AB 1676 (Richman, Chapter 434, Statutes of 2005) created the Advance Directives and Terminal Illness Decisions Program, which required the development of information about end of life care, advance health care directives, and registration of the advance health care directives at the Advance Health Care Directive Registry.   
  
AB 2442 (Canciamilla, Chapter 882, Statutes of 2004) required the Secretary of State to receive and release a person's advance health care directive and transmit the information to the Advance Health Care Directive Registry of another jurisdiction upon request.   
  
AB 891 (Alquist, Chapter 658, Statutes of 2000) established the Health Care Decisions Law which also governs advance health care directives.   
  
SB 1857 (Watson, Chapter 1280, Statutes of 1994) required the Secretary of State to establish a central registry for power of attorney for health care or a Natural Death Act declaration.
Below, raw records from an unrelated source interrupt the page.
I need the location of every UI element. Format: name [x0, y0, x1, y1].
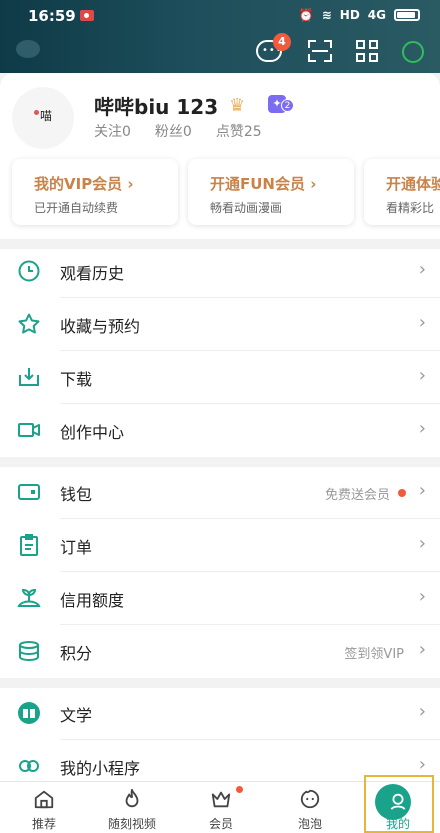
flame-icon — [125, 788, 139, 808]
crown-icon — [211, 791, 231, 808]
chevron-right-icon: › — [418, 586, 426, 607]
fun-card-title: 开通FUN会员 › — [210, 175, 317, 193]
nav-label: 随刻视频 — [107, 817, 156, 831]
signal-label: 4G — [367, 8, 386, 22]
row-label: 信用额度 — [60, 591, 125, 610]
nav-suike-video[interactable]: 随刻视频 — [92, 782, 172, 833]
wifi-icon: ≋ — [321, 8, 332, 22]
chevron-right-icon: › — [418, 754, 426, 775]
row-watch-history[interactable]: 观看历史 › — [0, 245, 440, 298]
app-logo-icon — [16, 40, 40, 58]
sprout-icon — [17, 588, 41, 607]
scan-button[interactable] — [306, 38, 334, 64]
battery-icon — [394, 9, 420, 21]
profile-section[interactable]: 喵 哔哔biu 123 ♛ ✦ 2 关注0 粉丝0 点赞25 — [0, 73, 440, 153]
vip-card-subtitle: 已开通自动续费 — [34, 201, 119, 215]
vip-notification-dot — [236, 786, 243, 793]
level-badge: ✦ 2 — [268, 95, 294, 113]
nav-label: 会员 — [208, 817, 233, 831]
star-icon — [18, 313, 40, 334]
vip-card-title: 我的VIP会员 › — [34, 175, 134, 193]
points-promo: 签到领VIP — [344, 647, 404, 662]
profile-stats: 关注0 粉丝0 点赞25 — [94, 121, 262, 141]
nav-vip[interactable]: 会员 — [181, 782, 261, 833]
bubble-face-icon — [300, 789, 320, 809]
row-literature[interactable]: 文学 › — [0, 687, 440, 740]
avatar-text: 喵 — [40, 109, 53, 123]
top-bar: ••• 4 — [0, 32, 440, 72]
chevron-right-icon: › — [418, 480, 426, 501]
fans-count[interactable]: 粉丝0 — [155, 121, 192, 141]
chevron-right-icon: › — [418, 418, 426, 439]
link-icon — [19, 760, 39, 772]
likes-count[interactable]: 点赞25 — [216, 121, 262, 141]
alarm-icon: ⏰ — [298, 8, 314, 22]
coins-icon — [19, 641, 39, 662]
sports-card[interactable]: 开通体验 看精彩比 — [364, 159, 440, 225]
nav-label: 泡泡 — [297, 817, 322, 831]
fun-card-subtitle: 畅看动画漫画 — [210, 201, 283, 215]
chevron-right-icon: › — [418, 533, 426, 554]
row-label: 收藏与预约 — [60, 317, 141, 336]
vip-card[interactable]: 我的VIP会员 › 已开通自动续费 — [12, 159, 178, 225]
book-icon — [18, 702, 40, 724]
home-icon — [34, 790, 54, 809]
messages-button[interactable]: ••• 4 — [256, 33, 291, 64]
camera-icon — [18, 423, 40, 437]
chevron-right-icon: › — [418, 259, 426, 280]
level-number: 2 — [281, 99, 294, 112]
scan-icon — [312, 50, 328, 52]
follow-count[interactable]: 关注0 — [94, 121, 131, 141]
status-right: ⏰ ≋ HD 4G — [299, 8, 420, 22]
settings-ring-button[interactable] — [402, 41, 424, 63]
row-creator-center[interactable]: 创作中心 › — [0, 404, 440, 457]
nav-label: 推荐 — [31, 817, 56, 831]
chevron-right-icon: › — [418, 312, 426, 333]
main-panel: 喵 哔哔biu 123 ♛ ✦ 2 关注0 粉丝0 点赞25 我的VIP会员 ›… — [0, 73, 440, 783]
row-orders[interactable]: 订单 › — [0, 519, 440, 572]
row-label: 订单 — [60, 538, 93, 557]
nav-recommend[interactable]: 推荐 — [4, 782, 84, 833]
nav-bubble[interactable]: 泡泡 — [270, 782, 350, 833]
row-label: 积分 — [60, 644, 93, 663]
row-wallet[interactable]: 钱包 免费送会员 › — [0, 466, 440, 519]
username[interactable]: 哔哔biu 123 — [94, 91, 218, 120]
row-download[interactable]: 下载 › — [0, 351, 440, 404]
sports-card-subtitle: 看精彩比 — [386, 201, 435, 215]
row-label: 我的小程序 — [60, 759, 141, 778]
avatar[interactable]: 喵 — [12, 87, 74, 149]
row-label: 观看历史 — [60, 264, 125, 283]
status-time: 16:59 — [28, 7, 76, 25]
chevron-right-icon: › — [418, 701, 426, 722]
row-label: 文学 — [60, 706, 93, 725]
sports-card-title: 开通体验 — [386, 175, 440, 193]
qr-code-button[interactable] — [354, 38, 382, 64]
active-tab-highlight — [364, 775, 434, 833]
clock-icon — [18, 260, 40, 282]
membership-cards: 我的VIP会员 › 已开通自动续费 开通FUN会员 › 畅看动画漫画 开通体验 … — [0, 159, 440, 231]
wallet-promo: 免费送会员 — [324, 488, 390, 503]
row-label: 下载 — [60, 370, 93, 389]
row-favorites[interactable]: 收藏与预约 › — [0, 298, 440, 351]
screen-record-icon — [80, 10, 94, 21]
network-label: HD — [339, 8, 360, 22]
row-label: 钱包 — [60, 485, 93, 504]
wallet-icon — [18, 484, 40, 500]
chevron-right-icon: › — [418, 639, 426, 660]
status-bar: 16:59 ⏰ ≋ HD 4G — [0, 0, 440, 32]
row-points[interactable]: 积分 签到领VIP › — [0, 625, 440, 678]
download-icon — [19, 368, 39, 386]
crown-icon: ♛ — [229, 95, 246, 116]
notification-dot — [398, 489, 406, 497]
row-credit[interactable]: 信用额度 › — [0, 572, 440, 625]
qr-icon — [356, 40, 365, 49]
row-label: 创作中心 — [60, 423, 125, 442]
message-badge: 4 — [273, 33, 291, 51]
chevron-right-icon: › — [418, 365, 426, 386]
clipboard-icon — [20, 534, 38, 556]
fun-card[interactable]: 开通FUN会员 › 畅看动画漫画 — [188, 159, 354, 225]
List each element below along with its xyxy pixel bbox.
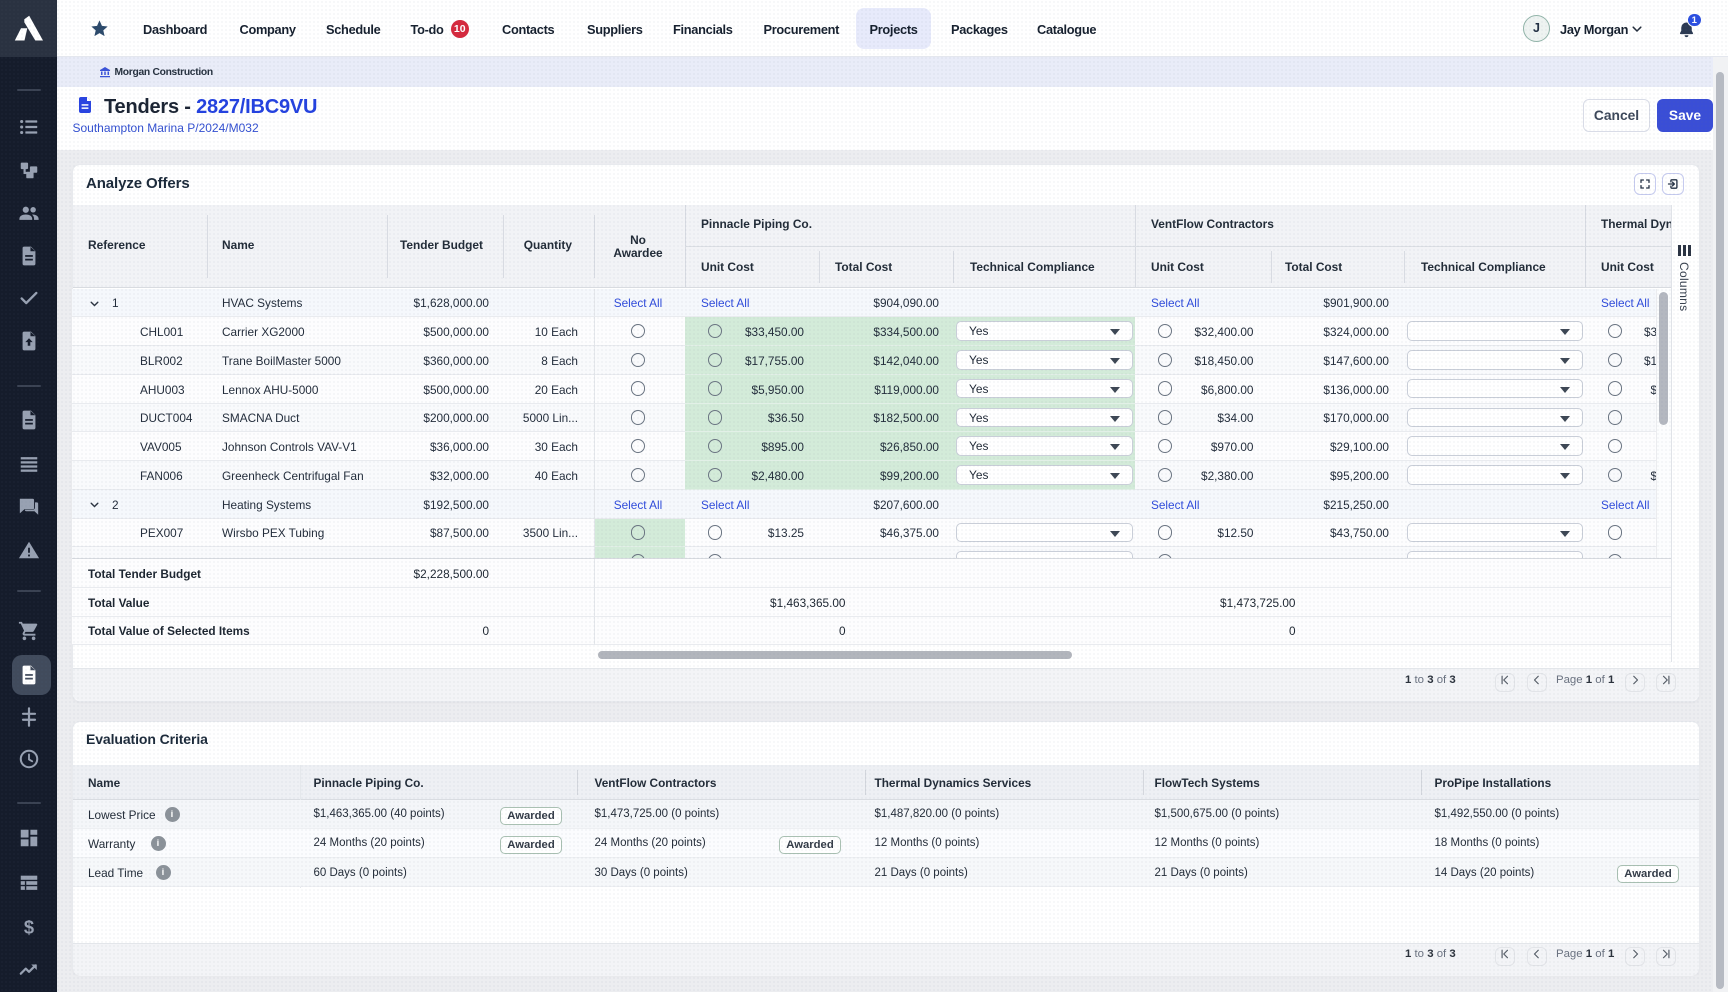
svg-text:$: $: [23, 916, 33, 937]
This legislation was repealed and replaced by the Health Care Decisions Law.   
  
REGISTERED SUPPORT / OPPOSITION:   
  
Support   
  
California Medical Association (sponsor)   
AARP   
American College of Emergency Physicians, California Chapter   
Blue Shield of California   
California Assisted Living Association   
California Association for Health Services at Home   
California Association of Nurse Practitioners   
California Long-Term Ombudsman Association   
LeadingAge California   
Several individuals   
  
Opposition   
  
California Right to Life Committee   

CONSEQUENCE OF NEGATIVE ACTION:

Contra Costa County would not have a position on the bill.